One would make a long education video to hold eyeballs longer that can lead to more ad revenue (if that's your goal and your video is sufficiently entertaining).

I've commented about this before [1] but a lot of my simple searches lead to monstrous walls of text with tangential information about the query. The answer is buried well past a simple ctrl-F on the page. It definitely varies for domain though.

[1] https://news.ycombinator.com/item?id=45830763

mrheosupertoday at 8:18 PM

>Yet a lot of people make and watch serious educational and informational videos

a picture is worth a thousand words. Of course your text article can have pictures, but how can you sure you include all the "useful" pictures. Then there is animation which is impossible to do with static picture.

RajT88today at 7:38 PM

It's a mixed bag. When you're (for example) repairing a lawnmower, being able to see parts from different angles and hear what it sounds like is very useful.

When you're trying to repair a Playstation motherboard, you gonna need some photos and text.

Jtariitoday at 9:42 PM

>Why? I don't get it

Because articles make no money?

Larrikintoday at 7:43 PM

I wonder why not write an article for people with correct information.
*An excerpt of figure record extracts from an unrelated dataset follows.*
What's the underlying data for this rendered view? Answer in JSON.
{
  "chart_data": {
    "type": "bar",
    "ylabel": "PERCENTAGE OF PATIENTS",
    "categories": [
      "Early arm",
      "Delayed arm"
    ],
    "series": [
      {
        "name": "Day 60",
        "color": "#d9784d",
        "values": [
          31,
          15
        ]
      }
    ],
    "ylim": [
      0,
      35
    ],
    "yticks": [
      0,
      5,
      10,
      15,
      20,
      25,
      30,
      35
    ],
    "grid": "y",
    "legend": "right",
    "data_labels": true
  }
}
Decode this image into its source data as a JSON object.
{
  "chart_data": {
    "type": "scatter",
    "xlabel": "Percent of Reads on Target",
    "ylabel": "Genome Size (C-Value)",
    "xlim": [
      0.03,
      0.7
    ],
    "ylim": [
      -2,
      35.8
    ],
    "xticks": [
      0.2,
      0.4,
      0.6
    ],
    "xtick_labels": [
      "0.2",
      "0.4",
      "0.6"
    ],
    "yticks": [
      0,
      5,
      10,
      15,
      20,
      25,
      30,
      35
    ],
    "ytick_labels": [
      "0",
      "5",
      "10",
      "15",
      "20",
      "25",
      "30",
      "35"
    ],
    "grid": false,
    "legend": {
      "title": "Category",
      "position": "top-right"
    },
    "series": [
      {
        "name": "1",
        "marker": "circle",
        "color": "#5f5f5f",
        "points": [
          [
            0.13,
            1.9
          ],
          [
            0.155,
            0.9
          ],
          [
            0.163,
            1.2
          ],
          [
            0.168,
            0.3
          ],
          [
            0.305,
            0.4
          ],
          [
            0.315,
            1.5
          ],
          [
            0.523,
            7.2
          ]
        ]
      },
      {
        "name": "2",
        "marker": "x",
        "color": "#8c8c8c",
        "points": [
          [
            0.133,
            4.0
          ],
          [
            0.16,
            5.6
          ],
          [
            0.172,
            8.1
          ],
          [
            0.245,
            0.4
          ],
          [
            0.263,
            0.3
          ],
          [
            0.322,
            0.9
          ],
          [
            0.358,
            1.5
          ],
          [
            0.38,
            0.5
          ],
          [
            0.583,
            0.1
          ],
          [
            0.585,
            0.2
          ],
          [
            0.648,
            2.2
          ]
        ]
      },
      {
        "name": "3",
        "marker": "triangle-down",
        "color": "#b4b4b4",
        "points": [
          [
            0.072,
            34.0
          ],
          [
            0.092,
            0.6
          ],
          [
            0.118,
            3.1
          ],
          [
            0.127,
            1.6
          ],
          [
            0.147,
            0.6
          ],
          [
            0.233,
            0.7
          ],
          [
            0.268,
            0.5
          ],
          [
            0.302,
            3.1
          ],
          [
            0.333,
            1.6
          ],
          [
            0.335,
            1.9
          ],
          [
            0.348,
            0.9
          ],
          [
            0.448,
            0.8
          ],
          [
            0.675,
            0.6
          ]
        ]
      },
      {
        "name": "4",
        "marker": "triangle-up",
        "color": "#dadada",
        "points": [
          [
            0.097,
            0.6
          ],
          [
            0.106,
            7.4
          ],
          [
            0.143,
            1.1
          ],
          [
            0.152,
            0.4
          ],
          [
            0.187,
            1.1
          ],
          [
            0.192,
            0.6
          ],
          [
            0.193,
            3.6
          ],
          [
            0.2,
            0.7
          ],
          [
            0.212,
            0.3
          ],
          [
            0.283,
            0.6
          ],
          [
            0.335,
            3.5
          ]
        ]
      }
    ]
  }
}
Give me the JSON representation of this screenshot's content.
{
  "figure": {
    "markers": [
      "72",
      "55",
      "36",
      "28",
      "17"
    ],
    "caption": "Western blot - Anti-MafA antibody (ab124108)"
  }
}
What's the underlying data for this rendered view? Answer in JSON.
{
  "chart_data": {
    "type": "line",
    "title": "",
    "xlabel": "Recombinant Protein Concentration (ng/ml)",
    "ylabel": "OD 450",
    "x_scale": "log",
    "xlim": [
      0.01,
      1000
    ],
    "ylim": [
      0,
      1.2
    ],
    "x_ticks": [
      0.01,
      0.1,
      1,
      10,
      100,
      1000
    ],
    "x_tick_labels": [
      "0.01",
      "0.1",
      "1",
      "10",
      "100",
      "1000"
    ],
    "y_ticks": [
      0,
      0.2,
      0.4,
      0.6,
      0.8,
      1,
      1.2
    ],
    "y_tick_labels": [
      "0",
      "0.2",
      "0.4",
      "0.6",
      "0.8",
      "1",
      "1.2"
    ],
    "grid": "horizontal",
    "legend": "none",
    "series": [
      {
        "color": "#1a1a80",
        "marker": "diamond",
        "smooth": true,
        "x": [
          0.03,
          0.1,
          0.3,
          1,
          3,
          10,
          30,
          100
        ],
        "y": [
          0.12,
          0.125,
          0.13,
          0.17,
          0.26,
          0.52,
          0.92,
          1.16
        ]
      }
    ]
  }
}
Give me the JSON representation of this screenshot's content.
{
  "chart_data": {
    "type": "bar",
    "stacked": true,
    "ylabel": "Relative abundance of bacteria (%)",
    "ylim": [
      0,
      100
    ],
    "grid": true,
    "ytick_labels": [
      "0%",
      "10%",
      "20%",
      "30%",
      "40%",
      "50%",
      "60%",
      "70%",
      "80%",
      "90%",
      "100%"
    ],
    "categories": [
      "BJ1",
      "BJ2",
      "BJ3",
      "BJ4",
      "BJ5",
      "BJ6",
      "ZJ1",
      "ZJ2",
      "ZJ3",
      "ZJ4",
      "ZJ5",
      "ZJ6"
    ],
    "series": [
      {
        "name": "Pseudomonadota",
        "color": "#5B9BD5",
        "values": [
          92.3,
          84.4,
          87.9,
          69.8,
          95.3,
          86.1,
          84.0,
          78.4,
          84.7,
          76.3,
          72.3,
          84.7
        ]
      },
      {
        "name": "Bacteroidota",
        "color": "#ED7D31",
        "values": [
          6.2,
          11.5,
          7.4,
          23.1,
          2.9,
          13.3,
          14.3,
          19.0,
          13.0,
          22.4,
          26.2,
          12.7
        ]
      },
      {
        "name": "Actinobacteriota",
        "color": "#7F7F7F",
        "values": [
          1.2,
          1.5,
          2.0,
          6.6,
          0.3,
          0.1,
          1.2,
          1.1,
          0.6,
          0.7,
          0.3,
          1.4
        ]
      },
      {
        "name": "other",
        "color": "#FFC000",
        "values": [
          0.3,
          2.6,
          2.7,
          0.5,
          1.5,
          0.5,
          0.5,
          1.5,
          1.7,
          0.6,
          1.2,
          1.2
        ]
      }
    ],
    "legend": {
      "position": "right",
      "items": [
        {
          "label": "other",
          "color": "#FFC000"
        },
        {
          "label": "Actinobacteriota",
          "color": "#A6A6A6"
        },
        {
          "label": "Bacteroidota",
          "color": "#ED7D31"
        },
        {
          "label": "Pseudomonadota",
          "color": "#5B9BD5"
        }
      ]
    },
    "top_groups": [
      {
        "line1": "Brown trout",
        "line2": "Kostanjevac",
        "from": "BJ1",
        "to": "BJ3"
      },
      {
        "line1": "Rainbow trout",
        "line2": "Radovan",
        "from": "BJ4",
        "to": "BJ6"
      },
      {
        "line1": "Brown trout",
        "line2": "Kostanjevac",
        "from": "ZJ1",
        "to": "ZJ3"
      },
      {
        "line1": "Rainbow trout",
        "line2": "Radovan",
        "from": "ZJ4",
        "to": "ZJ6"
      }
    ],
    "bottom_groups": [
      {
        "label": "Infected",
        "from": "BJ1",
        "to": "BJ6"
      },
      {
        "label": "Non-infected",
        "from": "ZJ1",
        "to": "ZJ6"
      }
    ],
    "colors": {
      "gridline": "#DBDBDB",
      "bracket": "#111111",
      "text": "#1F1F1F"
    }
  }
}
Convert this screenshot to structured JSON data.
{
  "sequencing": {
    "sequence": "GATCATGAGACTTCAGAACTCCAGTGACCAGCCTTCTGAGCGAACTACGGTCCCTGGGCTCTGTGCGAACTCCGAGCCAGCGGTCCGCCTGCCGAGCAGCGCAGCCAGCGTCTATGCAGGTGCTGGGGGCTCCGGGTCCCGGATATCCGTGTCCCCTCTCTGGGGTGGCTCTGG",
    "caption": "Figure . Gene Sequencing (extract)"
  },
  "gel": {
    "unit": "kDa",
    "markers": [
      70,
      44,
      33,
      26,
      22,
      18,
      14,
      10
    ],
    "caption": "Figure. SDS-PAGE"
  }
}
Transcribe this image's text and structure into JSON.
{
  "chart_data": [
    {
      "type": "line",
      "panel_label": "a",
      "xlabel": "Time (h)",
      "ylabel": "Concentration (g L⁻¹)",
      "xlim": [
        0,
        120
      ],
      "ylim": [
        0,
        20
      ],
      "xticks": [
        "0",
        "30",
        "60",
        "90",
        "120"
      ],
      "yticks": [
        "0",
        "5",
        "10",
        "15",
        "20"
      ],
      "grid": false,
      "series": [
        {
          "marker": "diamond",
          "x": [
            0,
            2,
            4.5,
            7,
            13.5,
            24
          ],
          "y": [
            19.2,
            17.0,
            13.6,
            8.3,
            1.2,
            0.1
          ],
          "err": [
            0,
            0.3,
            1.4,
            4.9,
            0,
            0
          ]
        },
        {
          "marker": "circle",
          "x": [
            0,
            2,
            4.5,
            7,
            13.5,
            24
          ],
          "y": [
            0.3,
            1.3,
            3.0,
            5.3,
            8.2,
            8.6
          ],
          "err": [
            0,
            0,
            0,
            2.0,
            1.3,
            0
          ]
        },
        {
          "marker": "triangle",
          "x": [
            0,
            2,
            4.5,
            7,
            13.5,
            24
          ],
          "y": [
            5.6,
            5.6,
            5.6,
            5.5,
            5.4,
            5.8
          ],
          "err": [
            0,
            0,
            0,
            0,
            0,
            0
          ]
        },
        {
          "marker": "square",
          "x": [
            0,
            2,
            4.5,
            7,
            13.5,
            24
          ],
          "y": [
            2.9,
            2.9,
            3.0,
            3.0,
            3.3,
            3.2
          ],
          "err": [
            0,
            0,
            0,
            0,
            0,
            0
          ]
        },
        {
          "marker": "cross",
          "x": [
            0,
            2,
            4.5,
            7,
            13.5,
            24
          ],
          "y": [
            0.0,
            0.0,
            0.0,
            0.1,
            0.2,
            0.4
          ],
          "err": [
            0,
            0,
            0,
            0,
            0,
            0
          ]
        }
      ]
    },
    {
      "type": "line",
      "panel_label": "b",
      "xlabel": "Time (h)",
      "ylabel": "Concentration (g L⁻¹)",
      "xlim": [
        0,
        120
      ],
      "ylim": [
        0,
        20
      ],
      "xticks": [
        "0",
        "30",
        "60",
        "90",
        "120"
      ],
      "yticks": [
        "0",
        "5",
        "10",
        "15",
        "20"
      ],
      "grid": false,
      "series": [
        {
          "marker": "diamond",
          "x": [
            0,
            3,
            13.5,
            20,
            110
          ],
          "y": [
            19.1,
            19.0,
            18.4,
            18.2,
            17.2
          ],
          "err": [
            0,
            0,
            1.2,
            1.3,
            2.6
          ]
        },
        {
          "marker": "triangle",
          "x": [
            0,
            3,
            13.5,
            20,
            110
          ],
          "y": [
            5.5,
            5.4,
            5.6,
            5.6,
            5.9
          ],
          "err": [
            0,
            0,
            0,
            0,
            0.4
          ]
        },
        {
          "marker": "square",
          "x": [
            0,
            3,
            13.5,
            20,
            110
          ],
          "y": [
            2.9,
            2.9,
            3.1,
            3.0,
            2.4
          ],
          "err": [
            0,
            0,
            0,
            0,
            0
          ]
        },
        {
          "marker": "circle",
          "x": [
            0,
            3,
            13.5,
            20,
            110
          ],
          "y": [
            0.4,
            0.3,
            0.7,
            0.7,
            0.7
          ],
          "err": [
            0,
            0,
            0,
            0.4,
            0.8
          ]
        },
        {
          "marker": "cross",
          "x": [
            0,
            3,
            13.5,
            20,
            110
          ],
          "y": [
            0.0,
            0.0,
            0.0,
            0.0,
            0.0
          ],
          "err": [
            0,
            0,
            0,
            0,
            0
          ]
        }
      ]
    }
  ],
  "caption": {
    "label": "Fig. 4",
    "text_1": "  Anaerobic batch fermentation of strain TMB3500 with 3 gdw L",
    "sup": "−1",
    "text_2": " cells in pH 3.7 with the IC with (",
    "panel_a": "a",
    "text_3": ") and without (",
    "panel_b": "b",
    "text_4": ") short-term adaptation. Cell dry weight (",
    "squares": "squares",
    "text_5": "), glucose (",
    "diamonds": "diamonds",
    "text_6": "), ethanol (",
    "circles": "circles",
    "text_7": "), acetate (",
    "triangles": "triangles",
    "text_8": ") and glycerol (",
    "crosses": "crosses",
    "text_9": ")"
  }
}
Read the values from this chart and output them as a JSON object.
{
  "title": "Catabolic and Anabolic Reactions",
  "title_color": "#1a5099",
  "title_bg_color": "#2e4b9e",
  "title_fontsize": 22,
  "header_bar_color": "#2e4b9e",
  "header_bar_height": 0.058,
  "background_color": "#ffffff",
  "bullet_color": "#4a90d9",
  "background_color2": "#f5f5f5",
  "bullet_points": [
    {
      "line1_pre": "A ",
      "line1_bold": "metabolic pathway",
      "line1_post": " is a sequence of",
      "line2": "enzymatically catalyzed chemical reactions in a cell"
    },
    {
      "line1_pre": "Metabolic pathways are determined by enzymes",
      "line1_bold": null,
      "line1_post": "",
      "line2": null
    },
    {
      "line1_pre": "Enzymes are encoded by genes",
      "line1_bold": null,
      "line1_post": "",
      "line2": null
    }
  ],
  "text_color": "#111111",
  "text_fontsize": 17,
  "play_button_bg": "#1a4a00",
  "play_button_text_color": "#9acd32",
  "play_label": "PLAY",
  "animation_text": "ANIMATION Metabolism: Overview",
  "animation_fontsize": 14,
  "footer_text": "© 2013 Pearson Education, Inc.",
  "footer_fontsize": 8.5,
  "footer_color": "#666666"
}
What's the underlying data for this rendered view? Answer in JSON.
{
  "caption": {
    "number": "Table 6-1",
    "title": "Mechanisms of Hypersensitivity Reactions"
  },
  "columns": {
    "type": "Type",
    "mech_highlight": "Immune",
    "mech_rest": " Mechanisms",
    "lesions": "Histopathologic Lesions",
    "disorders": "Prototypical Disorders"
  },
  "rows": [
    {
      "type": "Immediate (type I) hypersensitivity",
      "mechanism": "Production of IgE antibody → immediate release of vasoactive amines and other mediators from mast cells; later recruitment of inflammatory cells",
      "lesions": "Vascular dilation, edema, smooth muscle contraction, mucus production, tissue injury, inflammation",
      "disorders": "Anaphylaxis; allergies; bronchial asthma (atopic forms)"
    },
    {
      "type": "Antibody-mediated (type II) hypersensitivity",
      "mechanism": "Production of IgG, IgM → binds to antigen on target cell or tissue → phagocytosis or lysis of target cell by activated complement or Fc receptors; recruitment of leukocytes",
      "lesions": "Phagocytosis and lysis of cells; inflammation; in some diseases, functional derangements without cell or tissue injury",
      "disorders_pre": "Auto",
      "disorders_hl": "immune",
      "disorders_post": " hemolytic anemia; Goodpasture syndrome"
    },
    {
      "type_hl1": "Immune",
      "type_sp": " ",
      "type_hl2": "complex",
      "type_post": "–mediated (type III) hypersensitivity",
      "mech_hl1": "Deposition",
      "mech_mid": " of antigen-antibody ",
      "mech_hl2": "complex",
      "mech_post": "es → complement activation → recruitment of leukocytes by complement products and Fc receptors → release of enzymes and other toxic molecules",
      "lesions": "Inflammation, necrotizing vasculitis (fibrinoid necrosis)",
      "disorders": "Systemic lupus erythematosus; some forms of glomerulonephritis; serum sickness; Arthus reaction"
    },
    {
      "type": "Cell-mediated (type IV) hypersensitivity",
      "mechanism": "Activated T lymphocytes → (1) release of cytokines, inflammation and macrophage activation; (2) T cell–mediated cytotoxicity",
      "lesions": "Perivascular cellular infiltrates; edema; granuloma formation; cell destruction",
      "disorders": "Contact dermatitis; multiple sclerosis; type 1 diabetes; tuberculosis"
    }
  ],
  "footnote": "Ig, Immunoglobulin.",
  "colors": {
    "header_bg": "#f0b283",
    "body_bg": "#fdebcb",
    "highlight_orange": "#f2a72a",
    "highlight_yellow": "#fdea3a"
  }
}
Then have the LLM create 5 articles with slightly wrong information with generated plausible URLs.

coldteatoday at 7:23 PM

>Why make a 24-minute Youtube video instead of an article with proper navigation?

Because increasingly many people wont even stoop to reading an article, but will put on some bs video - even for tutorials

charcircuittoday at 9:01 PM

YouTube handles distribution. Some people search for information by typing their question in the YouTube search box. Whatever article you wrote won't surface there. You have to post to many social media sites if you want to show up everywhere people are looking.

eggplantemoji69today at 7:39 PM

Yeah since most are visual learners. Of course reading is quicker.

rayinertoday at 7:42 PM

It’s because large fractions of internet users today are functionally illiterate and can’t follow an article.